Mr. Friedman criticizes himself for name-dropping in “Lucky Bruce,” but he needn’t worry: the stories are good ones. And he never strays far from his own shapely life story.

He decided to be a writer because he thought it might help him with women, and his early role model was J. D. Salinger. Mr. Friedman sold one of the first stories he wrote to The New Yorker. A letter he received from the magazine read, “All of us here are delighted with your story and we would like to publish it in the magazine.” Mr. Friedman’s response was, he writes, “All of us here in the Bronx are delighted that all of you there at The New Yorker are pleased with my story.”

By the time he was in his late 20s, Mr. Friedman had three sons, an unhappy marriage, a house on Long Island and a job editing low-brow men’s adventure magazines. He wrote his first novel, “Stern,” on subways and commuter trains.

“I recall writing the book in a heat,” he says, “as if I was being chased down an alley.”

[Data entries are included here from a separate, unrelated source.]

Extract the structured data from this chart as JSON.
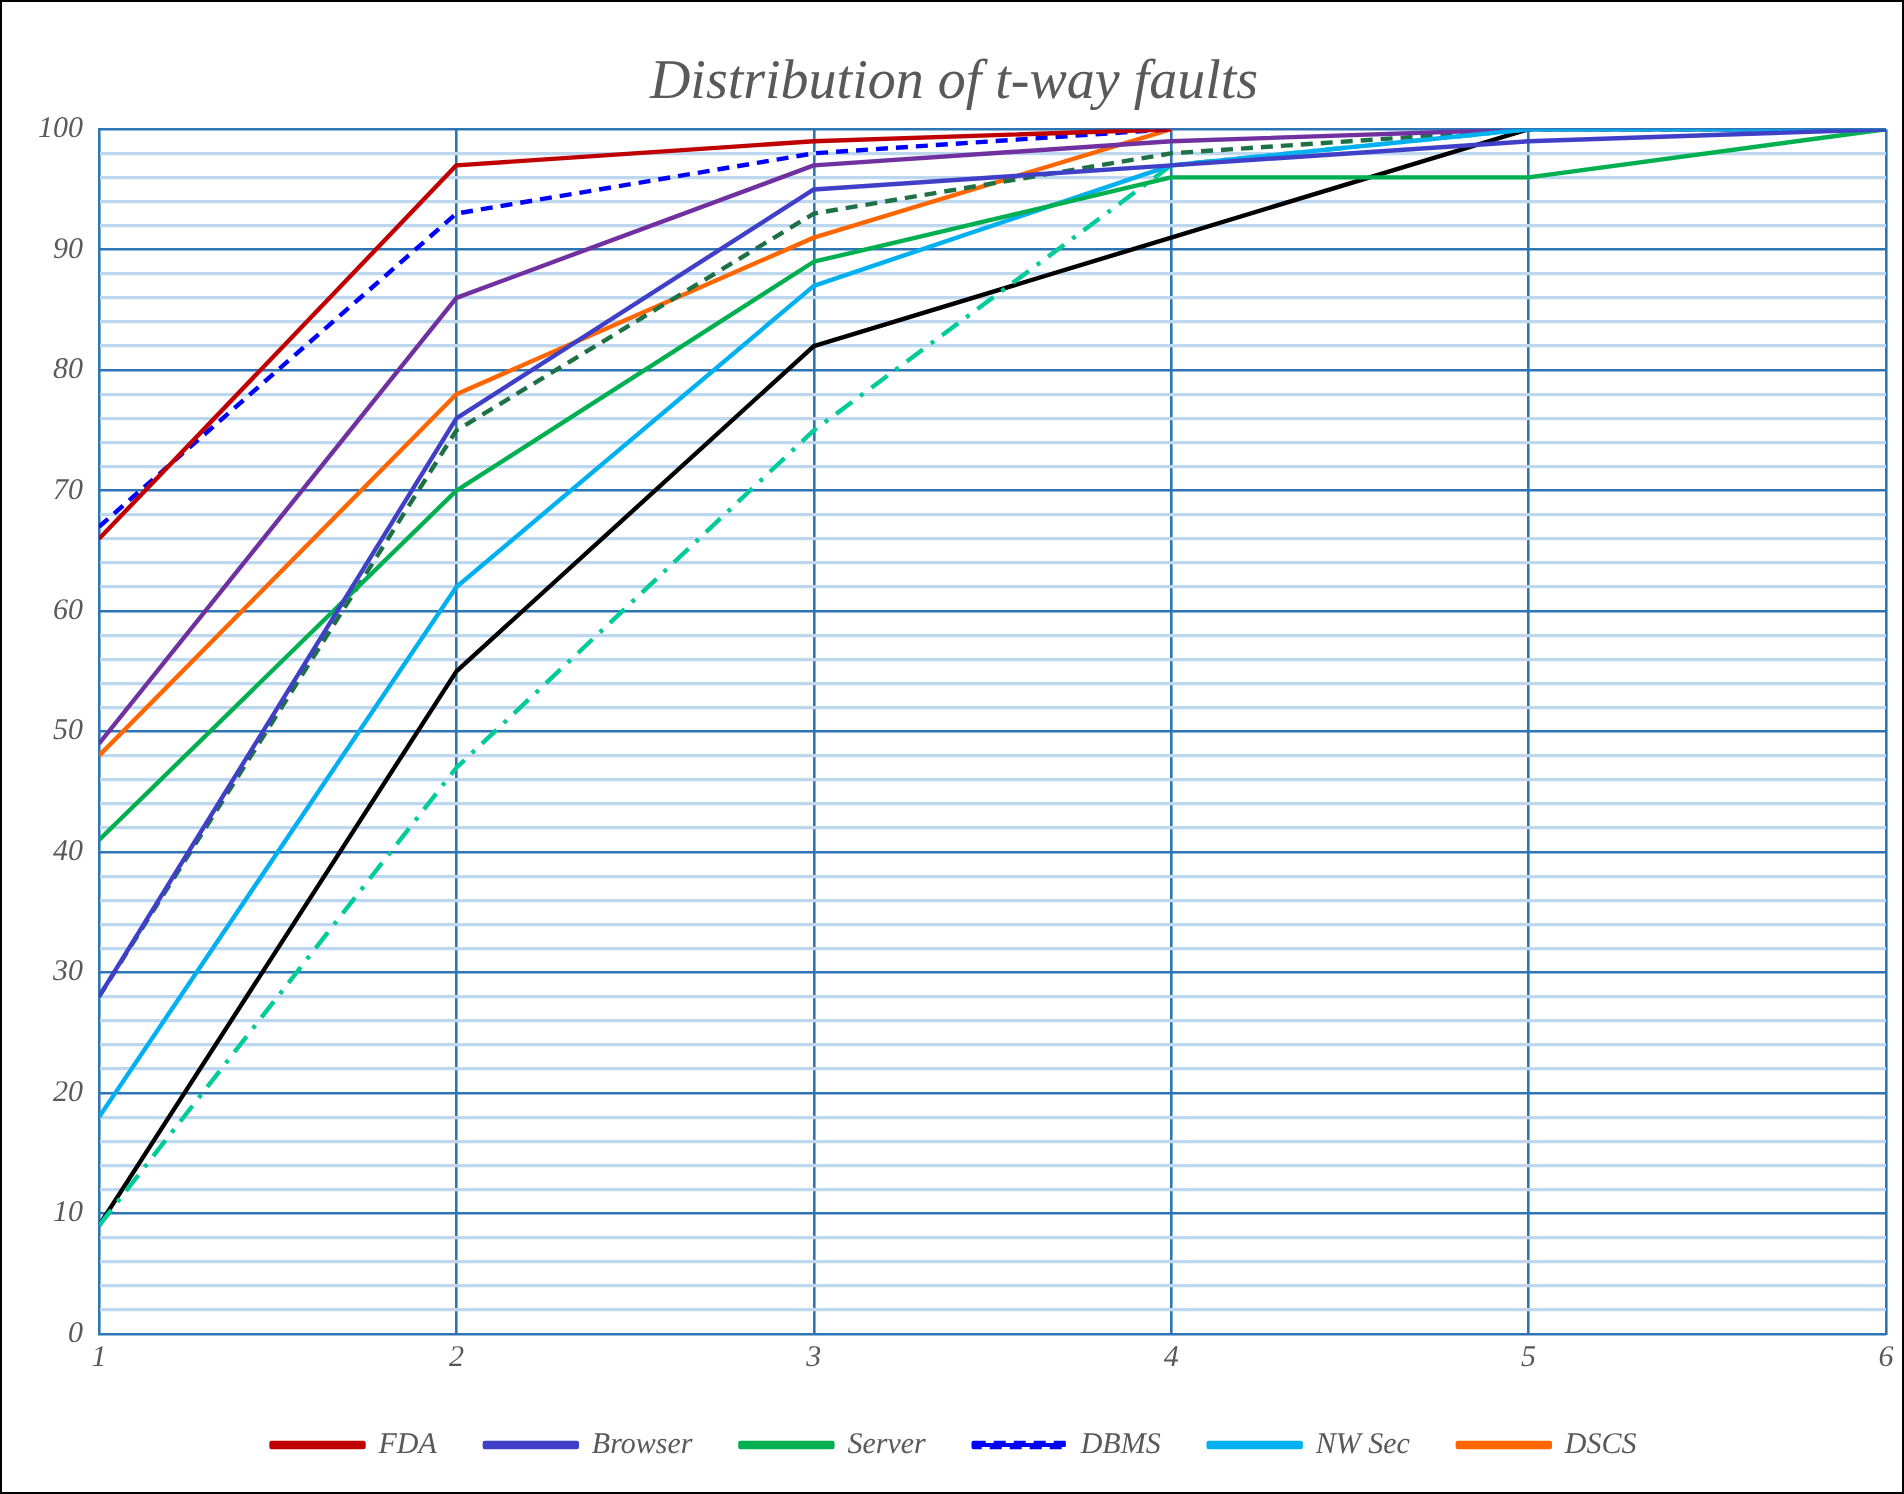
{
  "chart_data": {
    "type": "line",
    "title": "Distribution of t-way faults",
    "x": [
      1,
      2,
      3,
      4,
      5,
      6
    ],
    "xlim": [
      1,
      6
    ],
    "xticks": [
      1,
      2,
      3,
      4,
      5,
      6
    ],
    "ylim": [
      0,
      100
    ],
    "yticks": [
      0,
      {
        "value": 2,
        "label": null
      },
      {
        "value": 4,
        "label": null
      },
      {
        "value": 6,
        "label": null
      },
      {
        "value": 8,
        "label": null
      },
      10,
      {
        "value": 12,
        "label": null
      },
      {
        "value": 14,
        "label": null
      },
      {
        "value": 16,
        "label": null
      },
      {
        "value": 18,
        "label": null
      },
      20,
      {
        "value": 22,
        "label": null
      },
      {
        "value": 24,
        "label": null
      },
      {
        "value": 26,
        "label": null
      },
      {
        "value": 28,
        "label": null
      },
      30,
      {
        "value": 32,
        "label": null
      },
      {
        "value": 34,
        "label": null
      },
      {
        "value": 36,
        "label": null
      },
      {
        "value": 38,
        "label": null
      },
      40,
      {
        "value": 42,
        "label": null
      },
      {
        "value": 44,
        "label": null
      },
      {
        "value": 46,
        "label": null
      },
      {
        "value": 48,
        "label": null
      },
      50,
      {
        "value": 52,
        "label": null
      },
      {
        "value": 54,
        "label": null
      },
      {
        "value": 56,
        "label": null
      },
      {
        "value": 58,
        "label": null
      },
      60,
      {
        "value": 62,
        "label": null
      },
      {
        "value": 64,
        "label": null
      },
      {
        "value": 66,
        "label": null
      },
      {
        "value": 68,
        "label": null
      },
      70,
      {
        "value": 72,
        "label": null
      },
      {
        "value": 74,
        "label": null
      },
      {
        "value": 76,
        "label": null
      },
      {
        "value": 78,
        "label": null
      },
      80,
      {
        "value": 82,
        "label": null
      },
      {
        "value": 84,
        "label": null
      },
      {
        "value": 86,
        "label": null
      },
      {
        "value": 88,
        "label": null
      },
      90,
      {
        "value": 92,
        "label": null
      },
      {
        "value": 94,
        "label": null
      },
      {
        "value": 96,
        "label": null
      },
      {
        "value": 98,
        "label": null
      },
      100
    ],
    "grid": true,
    "legend": "bottom",
    "marker": "none",
    "series": [
      {
        "name": "FDA",
        "color": "#c00000",
        "line_style": "solid",
        "values": [
          66,
          97,
          99,
          100,
          null,
          null
        ]
      },
      {
        "name": "Browser",
        "color": "#3f3fc8",
        "line_style": "solid",
        "values": [
          28,
          76,
          95,
          97,
          99,
          100
        ]
      },
      {
        "name": "Server",
        "color": "#00b050",
        "line_style": "solid",
        "values": [
          41,
          70,
          89,
          96,
          96,
          100
        ]
      },
      {
        "name": "DBMS",
        "color": "#0000ff",
        "line_style": "dashed",
        "values": [
          67,
          93,
          98,
          100,
          null,
          null
        ]
      },
      {
        "name": "NW Sec",
        "color": "#00b0f0",
        "line_style": "solid",
        "values": [
          18,
          62,
          87,
          97,
          100,
          100
        ]
      },
      {
        "color": "#7030a0",
        "line_style": "solid",
        "values": [
          49,
          86,
          97,
          99,
          100,
          100
        ]
      },
      {
        "color": "#1e7145",
        "line_style": "dashed",
        "values": [
          28,
          75,
          93,
          98,
          100,
          100
        ]
      },
      {
        "color": "#00cc99",
        "line_style": "dashdot",
        "values": [
          9,
          47,
          75,
          97,
          100,
          100
        ]
      },
      {
        "name": "DSCS",
        "color": "#ff6600",
        "line_style": "solid",
        "values": [
          48,
          78,
          91,
          100,
          null,
          null
        ]
      },
      {
        "color": "#000000",
        "line_style": "solid",
        "values": [
          9,
          55,
          82,
          91,
          100,
          null
        ]
      }
    ]
  }
}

The book sold only 6,000 copies, but its editor, Robert Gottlieb, assured Mr. Friedman that they were “the right copies.” The author later wondered, “Would it have been so awful to sell a few hundred thousand of the ‘wrong’ copies?”

Literary fame came; so did the smell of money, coming from the film business. Mr. Friedman wrote the screenplays for “Splash” and “Stir Crazy.” One of his short stories, adapted by Neil Simon, became the Elaine May film “The Heartbreak Kid.” He had cameos in three Woody Allen films and palled around with Warren Beatty and Natalie Wood and Richard Pryor.

Pryor asked Mr. Friedman if he wanted to get high. The author responded by explaining why, as he put it, “there were no (or very few) Jewish junkies.” The three reasons: “Jews need eight hours of sleep”; “They must have fresh orange juice in the morning”; “They have to read the entire N.Y. Times.”

In his best work, Mr. Friedman has always bounced his comedy off dark human action and emotion, and those things are here too. He worries that he was not a good father to his sons.

“I’d always felt shabby,” he writes, “about not doing a good enough job in looking after my father before his death.” He berates himself for career missteps.

“I’m a great fan of comeback stories,” Mr. Friedman writes in “Lucky Bruce.” His book is a pretty good comeback story of its own.